Amongst other things, the VAX has a "modfied page writer". It works like
this. When a process is allocated memory, the initial memory comes from
a pool of shared zero-filled pages. These pages don't actually get
owned by a specific process until a process actually writes to one.
At this time, the modified page is taken out of the pool and becomes
a permanent part of the processes' working set. However, the modified
page list resides in memory until it is necessary to copy them to disk
because real memory is getting scarce. At this time, the modified page
writer copies the oldest and least-used pages to disk. The real memory,
thus freed, is then zero-filled and put back into the pool. This process
continues.
When memory is getting real scarce, processes that are on timer-queues,
i.e., things that the kernel knows are not going to need RAM for a long
time, are swapped out entirely except for the process header. This
frees more memory.
VAX/VMS has quotas on just about everything. The maximum working-set
size, i.e., the maximum virtual pages that a process can own, is
set via AUTHORIZE. Further, SYSGEN parameters also set sizes system-
wide.
VAX/VMS was designed in the days of slow disk drives, and expensive
RAM. Therefore, much effort went into the dynamic memory allocation.

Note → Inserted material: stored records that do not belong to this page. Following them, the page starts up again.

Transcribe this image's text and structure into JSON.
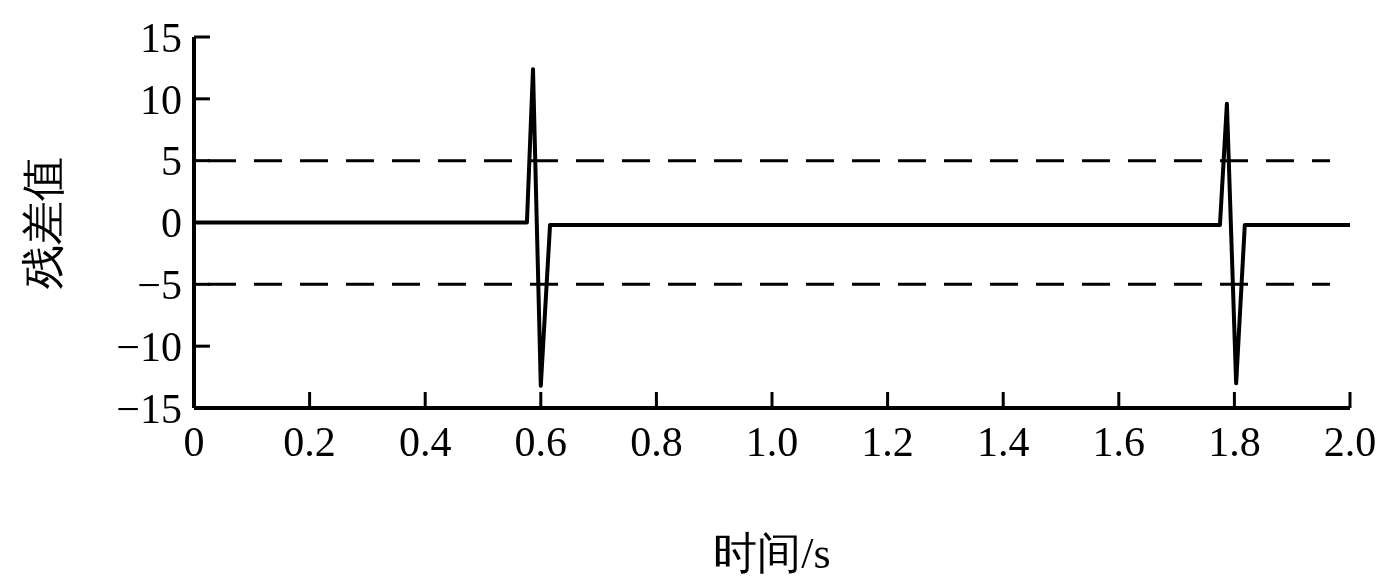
{
  "chart_data": {
    "type": "line",
    "xlabel": "时间/s",
    "ylabel": "残差值",
    "series": [
      {
        "color": "#000000",
        "x": [
          0,
          0.576,
          0.5865,
          0.6,
          0.616,
          1.775,
          1.787,
          1.803,
          1.818,
          2.0
        ],
        "values": [
          0,
          0,
          12.4,
          -13.2,
          -0.2,
          -0.2,
          9.6,
          -13,
          -0.2,
          -0.2
        ]
      }
    ],
    "xlim": [
      0,
      2.0
    ],
    "ylim": [
      -15,
      15
    ],
    "xticks": [
      0,
      0.2,
      0.4,
      0.6,
      0.8,
      {
        "value": 1,
        "label": "1.0"
      },
      1.2,
      1.4,
      1.6,
      1.8,
      {
        "value": 2,
        "label": "2.0"
      }
    ],
    "yticks": [
      {
        "value": -15,
        "label": "−15"
      },
      {
        "value": -10,
        "label": "−10"
      },
      {
        "value": -5,
        "label": "−5"
      },
      0,
      5,
      10,
      15
    ],
    "ref_lines": [
      {
        "axis": "y",
        "value": 5,
        "line_style": "dashed",
        "color": "#000000"
      },
      {
        "axis": "y",
        "value": -5,
        "line_style": "dashed",
        "color": "#000000"
      }
    ],
    "grid": false,
    "marker": "none",
    "line_style": "solid"
  }
}
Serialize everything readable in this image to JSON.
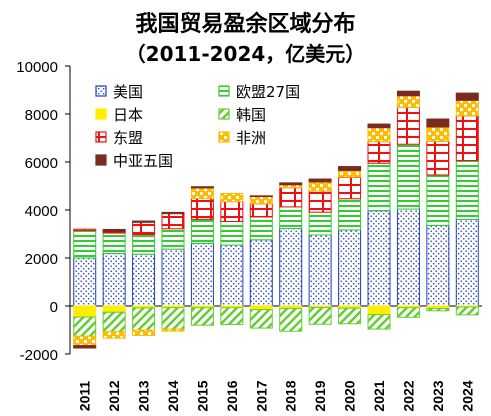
{
  "chart_data": {
    "type": "bar",
    "stacked": true,
    "title": "我国贸易盈余区域分布",
    "subtitle": "（2011-2024，亿美元）",
    "xlabel": "",
    "ylabel": "",
    "categories": [
      "2011",
      "2012",
      "2013",
      "2014",
      "2015",
      "2016",
      "2017",
      "2018",
      "2019",
      "2020",
      "2021",
      "2022",
      "2023",
      "2024"
    ],
    "ylim": [
      -2000,
      10000
    ],
    "yticks": [
      -2000,
      0,
      2000,
      4000,
      6000,
      8000,
      10000
    ],
    "legend_position": "top-left",
    "grid": false,
    "series": [
      {
        "name": "美国",
        "color": "#1f3fbf",
        "values": [
          2000,
          2190,
          2160,
          2370,
          2610,
          2540,
          2760,
          3230,
          2960,
          3170,
          3970,
          4040,
          3360,
          3610
        ]
      },
      {
        "name": "欧盟27国",
        "color": "#33cc33",
        "values": [
          1150,
          850,
          820,
          850,
          1000,
          980,
          950,
          900,
          950,
          1300,
          1980,
          2700,
          2100,
          2450
        ]
      },
      {
        "name": "日本",
        "color": "#ffee00",
        "values": [
          -460,
          -260,
          -80,
          -70,
          -70,
          -70,
          -150,
          -100,
          -60,
          -90,
          -360,
          -70,
          -100,
          -40
        ]
      },
      {
        "name": "韩国",
        "color": "#66cc33",
        "values": [
          -800,
          -810,
          -920,
          -900,
          -730,
          -700,
          -770,
          -950,
          -700,
          -650,
          -600,
          -400,
          -100,
          -330
        ]
      },
      {
        "name": "东盟",
        "color": "#ee1111",
        "values": [
          50,
          60,
          510,
          630,
          870,
          830,
          550,
          800,
          880,
          900,
          900,
          1540,
          1400,
          1860
        ]
      },
      {
        "name": "非洲",
        "color": "#ffbb00",
        "values": [
          -390,
          -270,
          -230,
          -80,
          440,
          340,
          300,
          120,
          380,
          280,
          580,
          480,
          600,
          650
        ]
      },
      {
        "name": "中亚五国",
        "color": "#7a2a1e",
        "values": [
          -100,
          90,
          50,
          50,
          50,
          0,
          30,
          80,
          120,
          160,
          150,
          190,
          330,
          300
        ]
      }
    ]
  }
}
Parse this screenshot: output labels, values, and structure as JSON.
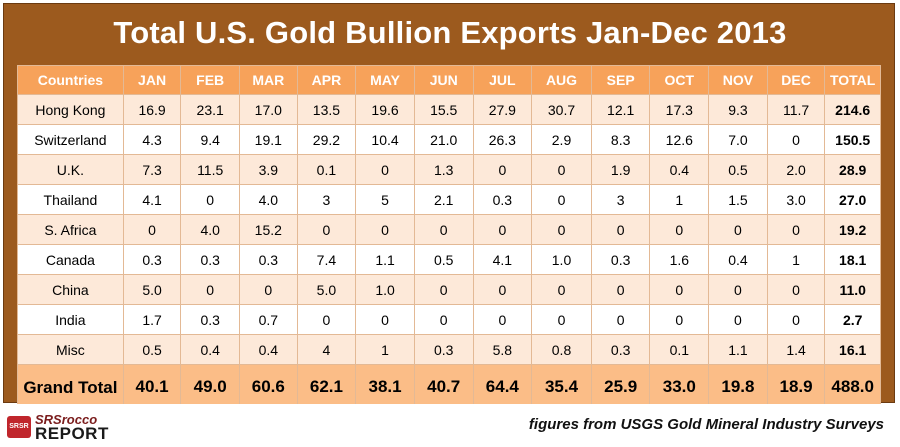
{
  "title": "Total U.S. Gold Bullion Exports Jan-Dec 2013",
  "source_note": "figures from USGS Gold Mineral Industry Surveys",
  "logo": {
    "top": "SRSrocco",
    "bottom": "REPORT",
    "badge": "SRSR"
  },
  "colors": {
    "frame": "#9c5a1e",
    "header": "#f7a25a",
    "row_shaded": "#fde9d9",
    "footer_row": "#fbbd87"
  },
  "chart_data": {
    "type": "table",
    "title": "Total U.S. Gold Bullion Exports Jan-Dec 2013",
    "columns": [
      "Countries",
      "JAN",
      "FEB",
      "MAR",
      "APR",
      "MAY",
      "JUN",
      "JUL",
      "AUG",
      "SEP",
      "OCT",
      "NOV",
      "DEC",
      "TOTAL"
    ],
    "rows": [
      [
        "Hong Kong",
        "16.9",
        "23.1",
        "17.0",
        "13.5",
        "19.6",
        "15.5",
        "27.9",
        "30.7",
        "12.1",
        "17.3",
        "9.3",
        "11.7",
        "214.6"
      ],
      [
        "Switzerland",
        "4.3",
        "9.4",
        "19.1",
        "29.2",
        "10.4",
        "21.0",
        "26.3",
        "2.9",
        "8.3",
        "12.6",
        "7.0",
        "0",
        "150.5"
      ],
      [
        "U.K.",
        "7.3",
        "11.5",
        "3.9",
        "0.1",
        "0",
        "1.3",
        "0",
        "0",
        "1.9",
        "0.4",
        "0.5",
        "2.0",
        "28.9"
      ],
      [
        "Thailand",
        "4.1",
        "0",
        "4.0",
        "3",
        "5",
        "2.1",
        "0.3",
        "0",
        "3",
        "1",
        "1.5",
        "3.0",
        "27.0"
      ],
      [
        "S. Africa",
        "0",
        "4.0",
        "15.2",
        "0",
        "0",
        "0",
        "0",
        "0",
        "0",
        "0",
        "0",
        "0",
        "19.2"
      ],
      [
        "Canada",
        "0.3",
        "0.3",
        "0.3",
        "7.4",
        "1.1",
        "0.5",
        "4.1",
        "1.0",
        "0.3",
        "1.6",
        "0.4",
        "1",
        "18.1"
      ],
      [
        "China",
        "5.0",
        "0",
        "0",
        "5.0",
        "1.0",
        "0",
        "0",
        "0",
        "0",
        "0",
        "0",
        "0",
        "11.0"
      ],
      [
        "India",
        "1.7",
        "0.3",
        "0.7",
        "0",
        "0",
        "0",
        "0",
        "0",
        "0",
        "0",
        "0",
        "0",
        "2.7"
      ],
      [
        "Misc",
        "0.5",
        "0.4",
        "0.4",
        "4",
        "1",
        "0.3",
        "5.8",
        "0.8",
        "0.3",
        "0.1",
        "1.1",
        "1.4",
        "16.1"
      ]
    ],
    "grand_total": {
      "label": "Grand Total",
      "values": [
        "40.1",
        "49.0",
        "60.6",
        "62.1",
        "38.1",
        "40.7",
        "64.4",
        "35.4",
        "25.9",
        "33.0",
        "19.8",
        "18.9",
        "488.0"
      ]
    }
  }
}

Modern operating systems generally throw hardware at the problem. If
your processes need more RAM, buy more RAM, etc. The bottom line is
that, for the best performance, an operating system should read/write
page and swap files only as a last resort. To help prevent reading and
writing to the swap device, the kernel should steal unwritten pages
from processes whenever possible. In other words, if you allocated
1 megabyte of RAM, but you haven't gotten a chance to write more than
1/2 megabyte, before you were preempted, then the kernel can steal the
1/2 megabyte until you really need it. On the ix86 with 4k pages, that's
RAM that can be used for TCP/IP buffers, etc.
Now, in Linux, one of the performance enhancing ideas is to allocate
memory, but mark the pages "missing". Any attempt to access those pages
causes a trap to the operating system. The missing page that caused
the trap is allocated by the kernel and then marked "present". This
continues for each missing page and is, in fact, one principle behind
dynamic memory allocation. However, if the kernel doesn't have a page
to allocate, something has got to give. The kernel starts trying to
free pages and, in so doing, can arrive at a condition where much of
the CPU time is devoted to reading and writing pages to the swap device.
I think that there can be some improvement by deferring such reads/writes
to see if the peak memory requirements stabililize, i.e., don't always
free up memory right away. Just wait, perhaps even seconds, before
deciding that a swap to disk is necessary. Give the CPU to tasks that
don't yet require more memory.
Under Unix, with separate tasks being created to execute simple
commands, it is quite likely that one or two transcient tasks will expire
within the next several seconds, freeing some memory.
Now, what this does is help prevent a runaway task from taking all the
system resources. If your task is a memory hog, it gets slowed down
by this allocation strategy while other tasks end up using CPU time
stolen from the memory hog.